While I could write a lengthy narrative on the importance of home, I wanted to take some time to explore a concept that, until recently, I hadn’t considered: abiding. Abide is not a commonly used word these days. I’ve heard it in Bible verses but never thought about what it really means.
Here are a few examples:
“Abide in Me, and I in you. . . Whoever abides in me and I in him, he it is that bears much fruit, for apart from me you can do nothing.” John 14:4-5 ESV
“As the Father has loved me, so have I loved you. Abide in my love.” John 15:9 ESV
“His soul shall abide in well-being, and his offspring shall inherit the land.” Psalm 25:13 ESV
“May grace come to you, may peace abide with you from God, who is the Father, and from the Lord Jesus Christ.” 1 Corinthians 1:3 GWC
Forming a definition from context, I would have previously said that the words live and abide could be interchangeable. It was a short Christmas devotional I read a few weeks ago that got me to reconsider this casual word exchange. It challenged my thinking and caused me to consider if I live or abide in peace and love.
We have often rented a vacation home when traveling. We look at pictures online, read the description of the space, and pay a fee to live in this temporary location. It’s a home that we look forward to visiting. We take reasonable care while using it, and upon our departure, we remove our belongings and lock the door behind us. This, I’m afraid, is how I’ve “lived” in God’s peace and love.
Contrast the vacation model with the concept of living in your own home. You have moved in, unpacked, and hung art on the wall. You figure out how the furniture fits in the various spaces, and your stuff is in every closet and drawer. When something falls into disrepair, you take care of it before the problem becomes costly.
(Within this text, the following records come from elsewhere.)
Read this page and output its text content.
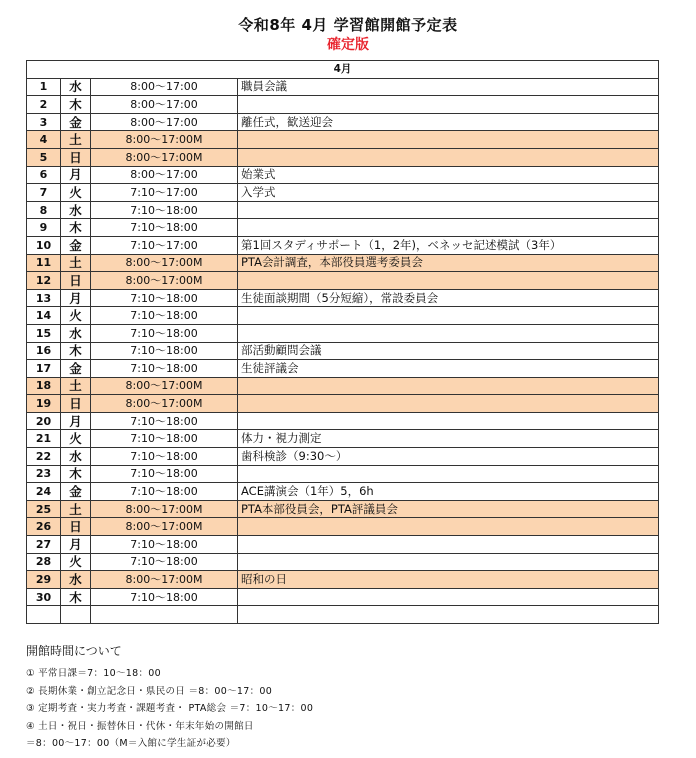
令和8年 4月 学習館開館予定表
確定版
4月			
1	水	8:00～17:00	職員会議
2	木	8:00～17:00	
3	金	8:00～17:00	離任式，歓送迎会
4	土	8:00～17:00M	
5	日	8:00～17:00M	
6	月	8:00～17:00	始業式
7	火	7:10～17:00	入学式
8	水	7:10～18:00	
9	木	7:10～18:00	
10	金	7:10～17:00	第1回スタディサポート（1，2年)，ベネッセ記述模試（3年）
11	土	8:00～17:00M	PTA会計調査，本部役員選考委員会
12	日	8:00～17:00M	
13	月	7:10～18:00	生徒面談期間（5分短縮），常設委員会
14	火	7:10～18:00	
15	水	7:10～18:00	
16	木	7:10～18:00	部活動顧問会議
17	金	7:10～18:00	生徒評議会
18	土	8:00～17:00M	
19	日	8:00～17:00M	
20	月	7:10～18:00	
21	火	7:10～18:00	体力・視力測定
22	水	7:10～18:00	歯科検診（9:30～）
23	木	7:10～18:00	
24	金	7:10～18:00	ACE講演会（1年）5，6h
25	土	8:00～17:00M	PTA本部役員会，PTA評議員会
26	日	8:00～17:00M	
27	月	7:10～18:00	
28	火	7:10～18:00	
29	水	8:00～17:00M	昭和の日
30	木	7:10～18:00	

開館時間について
① 平常日課＝7：10～18：00
② 長期休業・創立記念日・県民の日 ＝8：00～17：00
③ 定期考査・実力考査・課題考査・ PTA総会 ＝7：10～17：00
④ 土日・祝日・振替休日・代休・年末年始の開館日
＝8：00～17：00（M＝入館に学生証が必要）
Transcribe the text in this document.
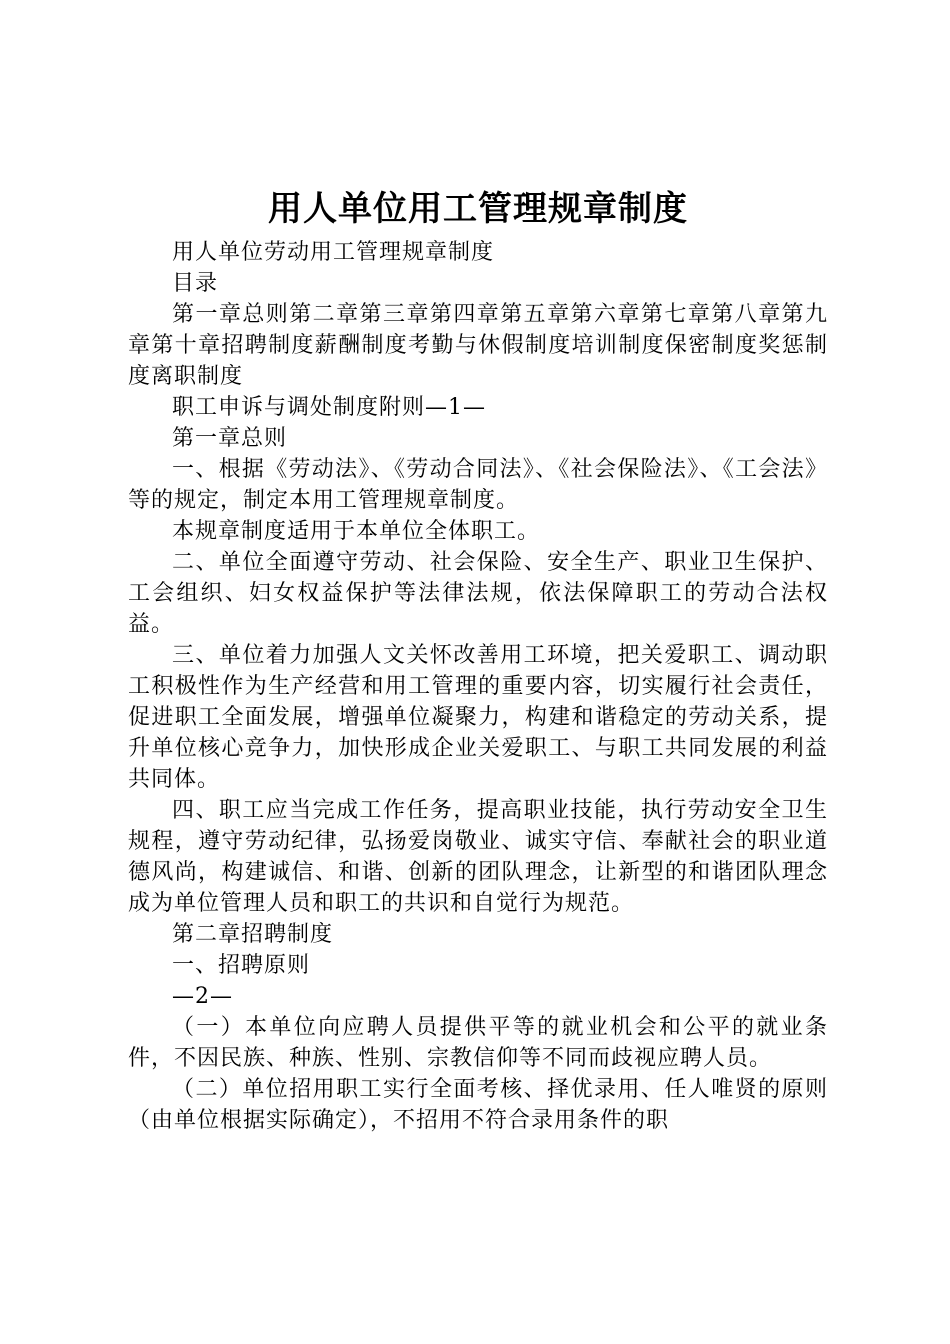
用人单位用工管理规章制度

用人单位劳动用工管理规章制度

目录

第一章总则第二章第三章第四章第五章第六章第七章第八章第九章第十章招聘制度薪酬制度考勤与休假制度培训制度保密制度奖惩制度离职制度

职工申诉与调处制度附则—1—

第一章总则

一、根据《劳动法》、《劳动合同法》、《社会保险法》、《工会法》等的规定，制定本用工管理规章制度。

本规章制度适用于本单位全体职工。

二、单位全面遵守劳动、社会保险、安全生产、职业卫生保护、工会组织、妇女权益保护等法律法规，依法保障职工的劳动合法权益。

三、单位着力加强人文关怀改善用工环境，把关爱职工、调动职工积极性作为生产经营和用工管理的重要内容，切实履行社会责任，促进职工全面发展，增强单位凝聚力，构建和谐稳定的劳动关系，提升单位核心竞争力，加快形成企业关爱职工、与职工共同发展的利益共同体。

四、职工应当完成工作任务，提高职业技能，执行劳动安全卫生规程，遵守劳动纪律，弘扬爱岗敬业、诚实守信、奉献社会的职业道德风尚，构建诚信、和谐、创新的团队理念，让新型的和谐团队理念成为单位管理人员和职工的共识和自觉行为规范。

第二章招聘制度

一、招聘原则

—2—

（一）本单位向应聘人员提供平等的就业机会和公平的就业条件，不因民族、种族、性别、宗教信仰等不同而歧视应聘人员。

（二）单位招用职工实行全面考核、择优录用、任人唯贤的原则（由单位根据实际确定），不招用不符合录用条件的职
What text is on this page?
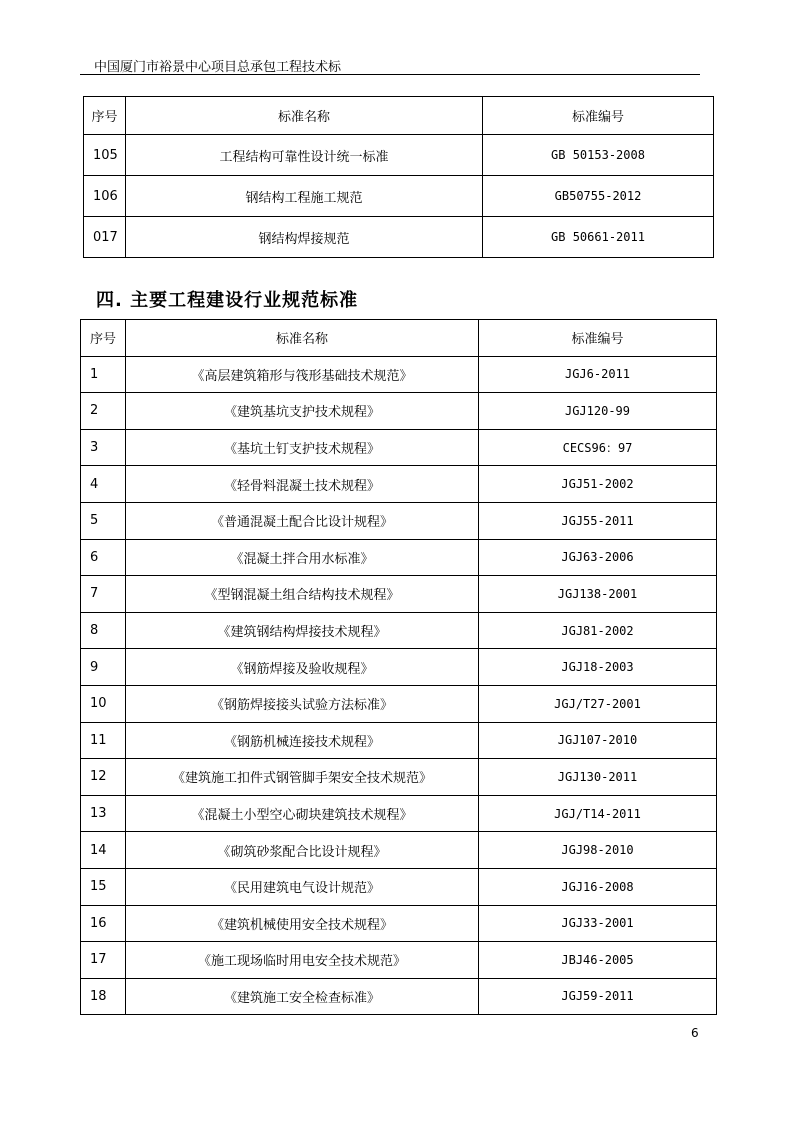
中国厦门市裕景中心项目总承包工程技术标
序号	标准名称	标准编号
105	工程结构可靠性设计统一标准	GB 50153-2008
106	钢结构工程施工规范	GB50755-2012
017	钢结构焊接规范	GB 50661-2011
四. 主要工程建设行业规范标准
序号	标准名称	标准编号
1	《高层建筑箱形与筏形基础技术规范》	JGJ6-2011
2	《建筑基坑支护技术规程》	JGJ120-99
3	《基坑土钉支护技术规程》	CECS96：97
4	《轻骨料混凝土技术规程》	JGJ51-2002
5	《普通混凝土配合比设计规程》	JGJ55-2011
6	《混凝土拌合用水标准》	JGJ63-2006
7	《型钢混凝土组合结构技术规程》	JGJ138-2001
8	《建筑钢结构焊接技术规程》	JGJ81-2002
9	《钢筋焊接及验收规程》	JGJ18-2003
10	《钢筋焊接接头试验方法标准》	JGJ/T27-2001
11	《钢筋机械连接技术规程》	JGJ107-2010
12	《建筑施工扣件式钢管脚手架安全技术规范》	JGJ130-2011
13	《混凝土小型空心砌块建筑技术规程》	JGJ/T14-2011
14	《砌筑砂浆配合比设计规程》	JGJ98-2010
15	《民用建筑电气设计规范》	JGJ16-2008
16	《建筑机械使用安全技术规程》	JGJ33-2001
17	《施工现场临时用电安全技术规范》	JBJ46-2005
18	《建筑施工安全检查标准》	JGJ59-2011
6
This is how I want to abide in the love and peace of the Father.
For me, this is a radical mind shift. Perhaps others don’t struggle as much. The concept that peace and love can be my permanent residence is something that demands a change in my thoughts and actions. The opportunity to live in peace and love isn’t a vacation to look forward to, and remember with fondness after I leave. It is the place I put down my roots, and sink into the sofa. The world may be madness outside my door, but I’m not budging.
Many people make resolutions heading into the new year. Clean eating, exercise, and money management are all great. For me, I have one simple word for 2022 that I pray changes me from the inside out: abide.